Events like tidal flooding are projected to become more widespread over the course of the century in coastal communities including Broad Channel as a result of climate change, according to a report released earlier this year by the New York City Panel on Climate Change.

"By the end of the century, the entire neighborhood of Broad Channel will likely be completely submerged by monthly high tides, whereas at present regular flooding only occurs at the low-lying edges," said Philip Orton, a research associate professor at Stevens Institute of Technology and one of the study's authors.

Other residents who have lived with years of worsening floods say they are convinced that climate change is a problem -- and that Trump's move to pull out of the Paris accord is a mistake.

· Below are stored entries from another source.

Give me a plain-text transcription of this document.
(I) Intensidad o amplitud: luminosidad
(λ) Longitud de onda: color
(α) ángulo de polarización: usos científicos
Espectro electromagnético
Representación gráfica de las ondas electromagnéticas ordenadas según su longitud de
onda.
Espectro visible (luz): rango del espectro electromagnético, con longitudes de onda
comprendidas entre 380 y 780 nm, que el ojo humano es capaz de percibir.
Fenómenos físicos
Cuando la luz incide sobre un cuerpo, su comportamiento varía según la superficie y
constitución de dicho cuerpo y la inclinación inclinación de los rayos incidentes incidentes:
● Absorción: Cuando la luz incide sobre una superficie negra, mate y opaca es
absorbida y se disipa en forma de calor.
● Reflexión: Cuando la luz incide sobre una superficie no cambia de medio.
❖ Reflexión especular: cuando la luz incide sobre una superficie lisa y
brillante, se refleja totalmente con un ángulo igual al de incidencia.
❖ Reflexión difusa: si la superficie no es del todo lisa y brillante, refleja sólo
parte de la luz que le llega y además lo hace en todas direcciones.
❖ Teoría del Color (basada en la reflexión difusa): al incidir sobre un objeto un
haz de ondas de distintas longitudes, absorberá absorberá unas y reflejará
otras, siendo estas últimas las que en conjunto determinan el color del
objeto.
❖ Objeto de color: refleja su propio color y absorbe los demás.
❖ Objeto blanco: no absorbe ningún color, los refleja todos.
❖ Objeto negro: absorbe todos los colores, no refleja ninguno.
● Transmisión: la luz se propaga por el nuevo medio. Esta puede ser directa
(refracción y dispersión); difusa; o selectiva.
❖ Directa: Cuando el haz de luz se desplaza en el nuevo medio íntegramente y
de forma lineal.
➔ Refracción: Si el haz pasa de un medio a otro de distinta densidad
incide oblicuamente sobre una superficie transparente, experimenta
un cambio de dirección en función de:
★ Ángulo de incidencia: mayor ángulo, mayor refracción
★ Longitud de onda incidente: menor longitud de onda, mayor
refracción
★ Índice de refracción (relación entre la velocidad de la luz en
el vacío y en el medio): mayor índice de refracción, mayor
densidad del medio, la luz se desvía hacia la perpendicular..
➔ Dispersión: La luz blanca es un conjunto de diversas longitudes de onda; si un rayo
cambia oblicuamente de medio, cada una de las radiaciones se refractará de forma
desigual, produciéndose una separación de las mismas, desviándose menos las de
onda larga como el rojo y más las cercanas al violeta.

"I think it's definitely global warming," said 62-year-old Patty Kissane, as she explained how rising high tides have forced her to change where she parks her car.

Kissane described herself as a registered Republican, but not a Trump supporter.

"I totally disagree with him," the retired supermarket worker said about Trump's decision to pull out of the Paris agreement. "We should be fighting global warming."

In the hyper-polarized environment engulfing the nation ahead of next year's presidential election, some residents said they were uncomfortable taking political sides.

"I feel like in this day and age it's kind of become a team sport, politics," said 43-year-old import manager Michelle Green, who is involved in local efforts to improve Broad Channel's climate resiliency. "If that's your guy you're going to go with everything he says."